The protected area is due to begin official construction in 2020. Other threatened species within the reserve will include Sibree’s dwarf lemurs, Betsileo bright-eyed tree frogs and Ramanantsoa dwarf chameleons, as well as two native orchid varieties.

The university team has travelled to Madagascar to visit the last remaining zones of the high-altitude forest. The trip provides them with the chance to learn about completing fieldwork and conservation work in the developing world.

The students in Madagascar in 2017. Image: UWE Bristol.

Dr Mark Steer, a senior lecturer in the department of applied sciences at UWE and expedition leader, said: “Thanks to the amazing work that the staff at Sadabe have been doing, coupled with the willingness of the students to get stuck in and help make things happen, we’re now seeing a complete reversal.

“When I first started visiting this area in 2015, there was very little prospect of gaining any formal protection for the forests. Now, it’s become very exciting how quickly everything has moved, three years on.”
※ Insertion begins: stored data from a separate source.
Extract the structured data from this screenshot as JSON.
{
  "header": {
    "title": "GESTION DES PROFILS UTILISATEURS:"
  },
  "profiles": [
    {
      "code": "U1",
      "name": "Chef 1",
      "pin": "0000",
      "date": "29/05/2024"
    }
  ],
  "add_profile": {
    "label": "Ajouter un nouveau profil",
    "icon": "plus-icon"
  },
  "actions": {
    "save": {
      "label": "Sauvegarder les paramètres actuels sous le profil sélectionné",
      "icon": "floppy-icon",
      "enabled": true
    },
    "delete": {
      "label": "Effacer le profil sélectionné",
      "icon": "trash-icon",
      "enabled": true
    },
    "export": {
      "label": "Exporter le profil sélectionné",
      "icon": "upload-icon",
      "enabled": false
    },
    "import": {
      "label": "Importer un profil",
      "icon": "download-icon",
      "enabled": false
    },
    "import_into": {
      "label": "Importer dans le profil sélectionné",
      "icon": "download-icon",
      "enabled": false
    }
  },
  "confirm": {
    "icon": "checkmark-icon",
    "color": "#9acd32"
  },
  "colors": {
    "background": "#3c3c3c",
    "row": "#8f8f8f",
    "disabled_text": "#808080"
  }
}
Sadabe is the non-governmental organisation formed by scientists in Madagascar, who aided the students and facilitated their research.

Executive director Jean-Luc Raharison said: “Without the conservation efforts going on here, the forests and their diversity of species would already have gone. We have been aiming to set up a protected area here for a long time, and it is wonderful that the student expedition has had such a positive effect on the local communities.

“Now these local communities are fully in support of the proposals.”